Las normas que habían hecho abdicar a Eduardo VIII seguían en pie y la pareja de Margarita y su capitán tuvo su fin anunciado. Ella lo dijo así: “Antepongo mis obligaciones a mi vida personal”. Luego de esa ruptura trascendió solo un romance de la princesa: John Napier Turner, un hombre que luego sería primer ministro canadiense.
La vida siguió. Ella disimulaba su dolor por Townsend, con una vida entretenida y mundana. Pero un tiempo después, cuando Townsend se comprometió con una joven belga de 19 años, Margarita enloqueció. Se sintió humillada y herida. Tanto que rápidamente decidió casarse.
Era el año 1960 y el elegido fue nada menos que un plebeyo (educado en el exclusivo colegio Eton, claro): un fotógrafo llamado Antony Armstrong-Jones, quien inmediatamente luego del casamiento adquirió el título de conde Snowdon.
Se habían conocido en una comida en 1958. Pero recién habrían empezado a coquetear cuando Antony fue elegido para fotografiarla. Se veían en secreto en su estudio fotográfico y coincidían en las frecuentes fiestas londinenses. Ni la prensa ni la familia sospecharon absolutamente nada hasta que el compromiso de Townsend con aquella joven se hizo público y Margarita ahogó sus penas arrojándose de inmediato a los brazos del fotógrafo.
Nadie se animó a oponerse esta vez. Debieron tragarse que el candidato fuera plebeyo. Después de la primera e infeliz historia de amor de Margarita, su hermana la reina -que se sentía un poco culpable- quería que fuera feliz. El fotógrafo, por otro lado, era educado y querido por ellos, aunque no cumpliera con el requisito de tener blasones y escudos. Creían, además, que Margarita estaba sentando cabeza. Sería todo lo contrario.
La ceremonia suponía un condimento extraordinario: por primera vez, en cuatro siglos, había en la realeza una boda con un plebeyo. Sería el primer casamiento moderno de todos los que, inevitablemente, llegarían en el futuro.
El 6 de mayo de 1960, en la Abadía de Westminster, dieron el sí. La flamante pareja se convirtió en el primer matrimonio real cuya boda se transmitió por televisión. Tuvieron nada menos que 300 millones de espectadores en todo el mundo.

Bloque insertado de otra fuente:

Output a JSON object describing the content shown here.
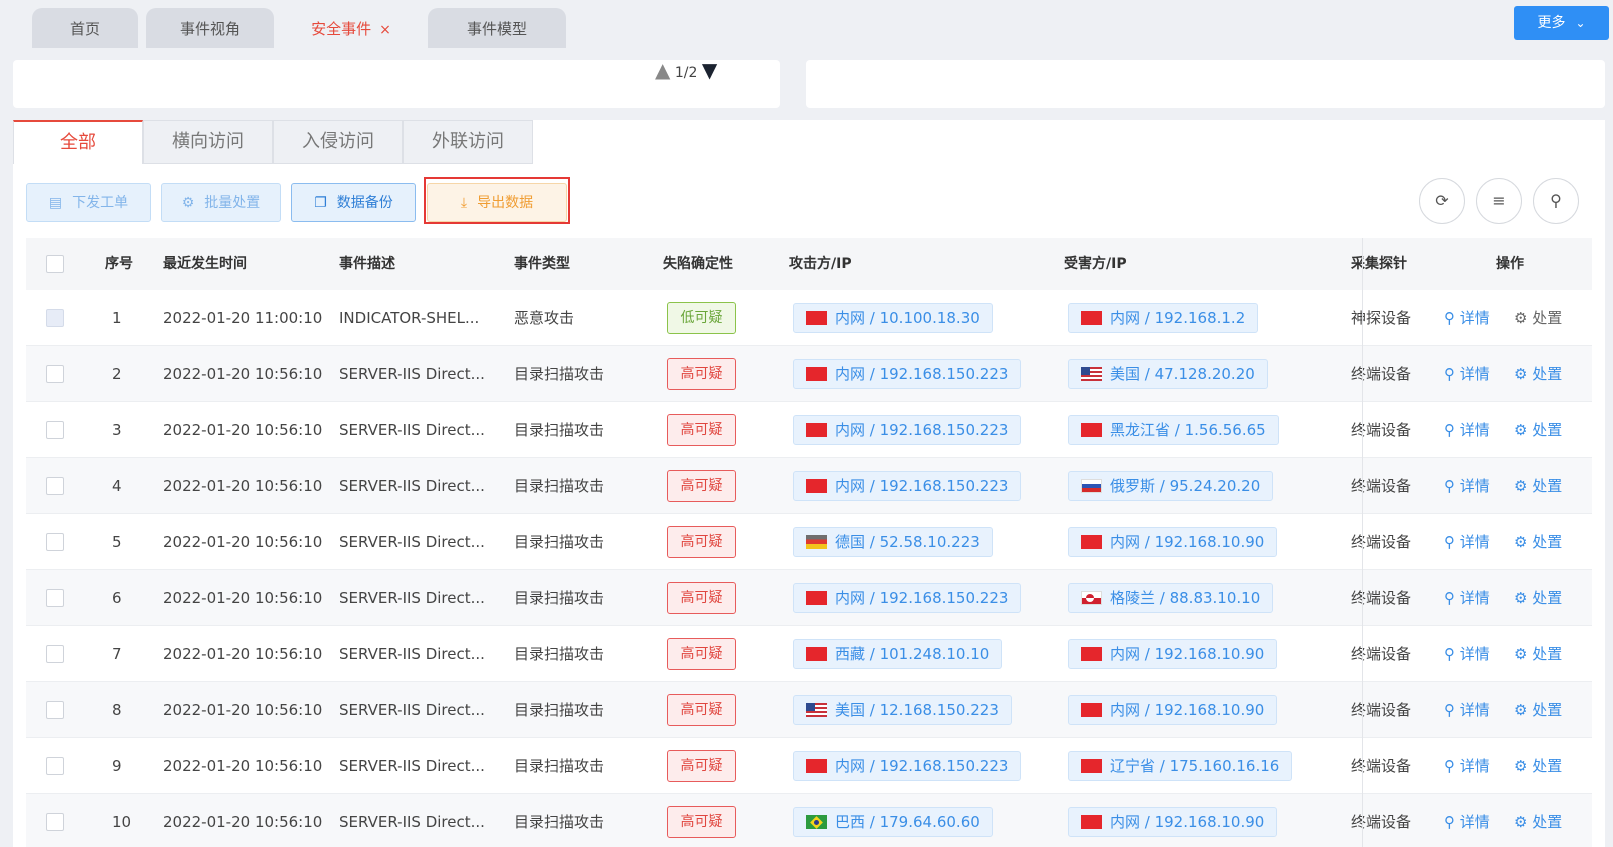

Luego de una fabulosa luna de miel de seis semanas, a bordo del yate real Britannia, se instalaron en el Palacio de Kensington. Los primeros años se mostraron unidos y felices. Antony y Margarita eran los reyes de la noche y las juergas se extendían hasta la madrugada. Compartían su alocada vida, pero la felicidad les sería esquiva.